Aging and age-related diseases are associated with cellular senescence that results in variable apoptosis susceptibility to oxidative stress. Although fibroblast senescence has been associated with apoptosis resistance, mechanisms for this have not been well defined. In this report, we studied epigenetic mechanisms involving histone modifications that confer apoptosis resistance to senescent human diploid fibroblasts (HDFs). HDFs that undergo replicative senescence display typical morphological features, express senescence-associated β-galactosidase, and increased levels of the tumor suppressor genes, p16, p21, and caveolin-1. Senescent HDFs are more resistant to oxidative stress (exogenous H2O2)-induced apoptosis in comparison to non-senescent (control) HDFs; this is associated with constitutively high levels of the anti-apoptotic gene, Bcl-2, and low expression of the pro-apoptotic gene, Bax.

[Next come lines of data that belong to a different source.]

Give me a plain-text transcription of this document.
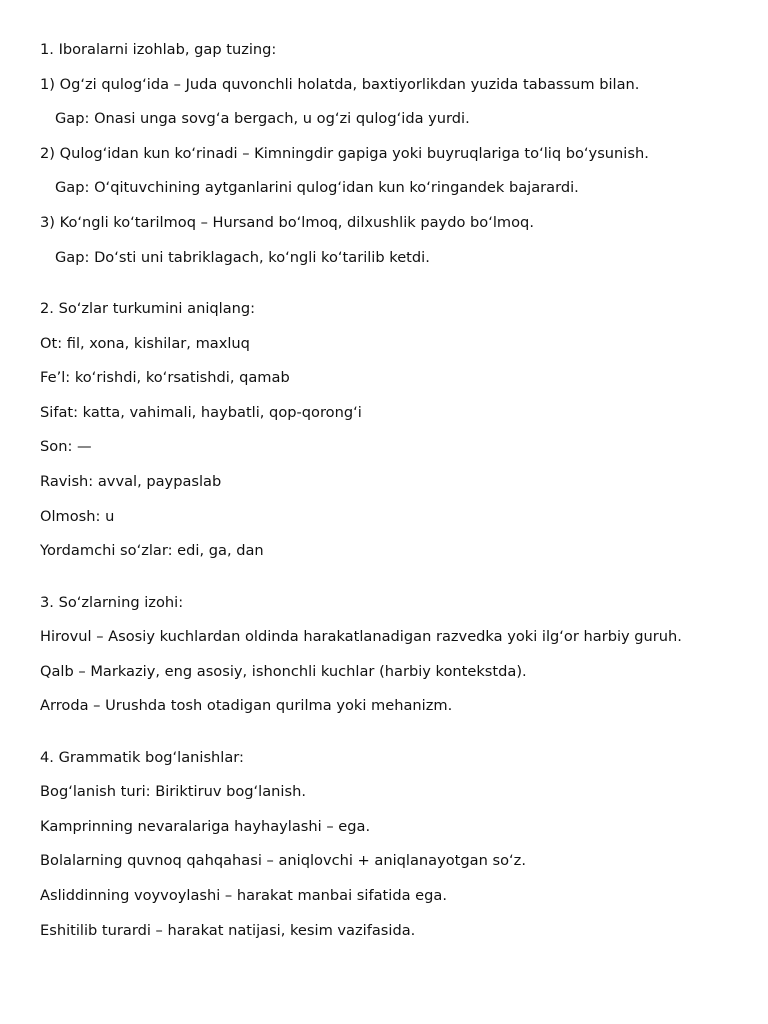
1. Iboralarni izohlab, gap tuzing:
1) Og‘zi qulog‘ida – Juda quvonchli holatda, baxtiyorlikdan yuzida tabassum bilan.
Gap: Onasi unga sovg‘a bergach, u og‘zi qulog‘ida yurdi.
2) Qulog‘idan kun ko‘rinadi – Kimningdir gapiga yoki buyruqlariga to‘liq bo‘ysunish.
Gap: O‘qituvchining aytganlarini qulog‘idan kun ko‘ringandek bajarardi.
3) Ko‘ngli ko‘tarilmoq – Hursand bo‘lmoq, dilxushlik paydo bo‘lmoq.
Gap: Do‘sti uni tabriklagach, ko‘ngli ko‘tarilib ketdi.
2. So‘zlar turkumini aniqlang:
Ot: fil, xona, kishilar, maxluq
Fe’l: ko‘rishdi, ko‘rsatishdi, qamab
Sifat: katta, vahimali, haybatli, qop-qorong‘i
Son: —
Ravish: avval, paypaslab
Olmosh: u
Yordamchi so‘zlar: edi, ga, dan
3. So‘zlarning izohi:
Hirovul – Asosiy kuchlardan oldinda harakatlanadigan razvedka yoki ilg‘or harbiy guruh.
Qalb – Markaziy, eng asosiy, ishonchli kuchlar (harbiy kontekstda).
Arroda – Urushda tosh otadigan qurilma yoki mehanizm.
4. Grammatik bog‘lanishlar:
Bog‘lanish turi: Biriktiruv bog‘lanish.
Kamprinning nevaralariga hayhaylashi – ega.
Bolalarning quvnoq qahqahasi – aniqlovchi + aniqlanayotgan so‘z.
Asliddinning voyvoylashi – harakat manbai sifatida ega.
Eshitilib turardi – harakat natijasi, kesim vazifasida.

Cellular senescence is characterized by global increases in H4K20 trimethylation and decreases in H4K16 acetylation in association with increased activity of Suv420h2 histone methyltransferase (which targets H4K20), decreased activity of the histone acetyltransferase, Mof (which targets H4K16), as well as decreased total histone acetyltransferase activity. In contrast to Bax gene, chromatin immunoprecipitation studies demonstrate marked enrichment of the Bcl-2 gene with H4K16Ac, and depletion with H4K20Me3, predicting active transcription of this gene in senescent HDFs. These data indicate that both global and locus-specific histone modifications of chromatin regulate altered Bcl-2:Bax gene expression in senescent fibroblasts, contributing to its apoptosis-resistant phenotype.